ICSC calls for increased global, PH action vs. climate crisis
MANILA, 9 August 2021 – A United Nations climate science report released today shows the urgent need to act on climate change to avoid the worst of climate impacts as record-breaking storms, floods, fires, and heatwaves across the world continue to sound the alarm of a global climate emergency.
The Intergovernmental Panel on Climate Change (IPCC) released the first of its four-part 6th Assessment Report (AR6), which build on 30 years of climate science. This first report, which focuses on the latest physical climate science, shows that “human-induced climate change is already affecting many weather and climate extremes in every region across the globe. Evidence of observed changes in extremes such as heatwaves, heavy precipitation, droughts, and tropical cyclones, and, in particular, their attribution to human influence, has strengthened since the Fifth Assessment Report (AR5).”
The product of 234 of the world’s leading scientists reviewing, assessing, debating and finalizing analysis of over 14,000 scientific research papers, six items stand out for the Philippines amidst a barrage of compelling scientific evidence:
- “Unequivocal” – there is no wiggle room in interpreting the IPCC’s use of the word in AR6. It goes beyond what is already an unprecedented assertion reaffirming “with high confidence the AR5 finding that there is a near-linear relationship between cumulative anthropogenic CO2 emissions and the global warming they cause.”
- Breaching the Paris Agreement threshold of 1.5 degrees Celsius (°C) will impose far more severe impacts that will prove catastrophic to vulnerable communities around the world, as every additional increment of global warming will increase changes in extremes, including the intensity and frequency of heatwaves, heavy precipitation, as well as droughts.
- AR6 rings the alarm bells stating we are today flirting with “tipping points”, such as rapid ice sheet melt that could lead to catastrophic sea level rise even before 2100.
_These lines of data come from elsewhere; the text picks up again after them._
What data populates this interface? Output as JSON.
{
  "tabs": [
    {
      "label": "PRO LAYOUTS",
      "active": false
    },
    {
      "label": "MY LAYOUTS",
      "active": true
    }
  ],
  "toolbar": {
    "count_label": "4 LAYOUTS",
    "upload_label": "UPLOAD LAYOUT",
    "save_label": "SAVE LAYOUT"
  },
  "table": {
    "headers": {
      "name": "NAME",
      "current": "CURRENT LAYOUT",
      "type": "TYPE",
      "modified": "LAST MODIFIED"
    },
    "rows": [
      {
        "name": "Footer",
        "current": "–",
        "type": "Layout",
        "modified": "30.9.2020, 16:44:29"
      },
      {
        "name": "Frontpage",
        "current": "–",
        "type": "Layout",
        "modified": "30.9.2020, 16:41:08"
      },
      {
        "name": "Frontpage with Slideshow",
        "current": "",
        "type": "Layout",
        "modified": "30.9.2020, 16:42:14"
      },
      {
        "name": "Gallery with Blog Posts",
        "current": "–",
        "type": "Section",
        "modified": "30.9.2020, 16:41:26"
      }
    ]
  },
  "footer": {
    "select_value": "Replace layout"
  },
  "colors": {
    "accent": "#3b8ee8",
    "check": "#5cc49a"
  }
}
- Keeping to the 1.5˚C temperature threshold is urgent. The IPCC has reaffirmed the huge difference in impacts between 1.5C and 2C degrees of warming. In the long-run, at least 3 metres of sea level rise can be avoided if we limit warming to 1.5˚C instead of 2˚C. Limiting warming to 1.5°C would strongly reduce climate risks and avoid the most destructive impacts of climate change and reduce impacts by at least 50% compared to a 4°C world. This is true for heat waves, extreme precipitation and drought in drying regions.
- Keeping to the 1.5˚C temperature threshold is within reach. The AR6 report considers a small set of illustrative emissions scenarios that explore different climate futures. The lowest of those scenarios shows what is required to keep 1.5°C within reach reaffirming findings from the IPCC 1.5°C Special Report and other organisations such as the International Energy Agency (IEA). In order to limit warming to 1.5°C, deep and sustained emission reductions in CO2 and other greenhouse gases is required – starting not tomorrow but today.
- Keeping to 5°C of global warming will still pose existential risks to millions of Filipinos. Even at 1.5°C of global warming, extreme climate risks such as heat waves, heavy rainfall, drought and storms will become more intense and frequent around the globe.
Reacting to the report, Denise Fontanilla, associate for policy advocacy of the Manila-based NGO Institute for Climate and Sustainable Cities, said:
“Without action resulting in drastic and deep emissions cuts among developed nations, and in the absence of predictable and adequate provisions of finance, speeches sounding the alarm from so-called world leaders is rhetorical bling.
“The IPCC’s latest report clearly shows how the climate crisis has imposed and will continue to impose unspeakable violence on millions of vulnerable communities globally, all because rich countries, and elites around the world – including in the Philippines – are unwilling to take responsibility for their failure to curb their continued addiction to fossil fuels.
“The IPCC also provides certainty that the 1.5°C warming threshold is still within reach and that all countries, including the Philippines, need to contribute everything they can to help mitigate global greenhouse gas emissions. If we are to survive and thrive, we need to see transformation within a decade in terms of the country’s electricity and transport sectors, where renewable energy, active mobility and mass public transport become the priority.
“However, it needs to be said just as clearly that keeping to 1.5°C of global warming will still pose existential risks to millions of Filipinos. The Philippines should pursue sustainable development more aggressively rather than just reducing emissions as the overarching goal. Adaptation must remain as the country’s climate response anchor, with resilience guiding the country’s long-term decarbonization agenda. The climate crisis must be baked in the country’s long-term development strategies, certainly well beyond this administration or the next.”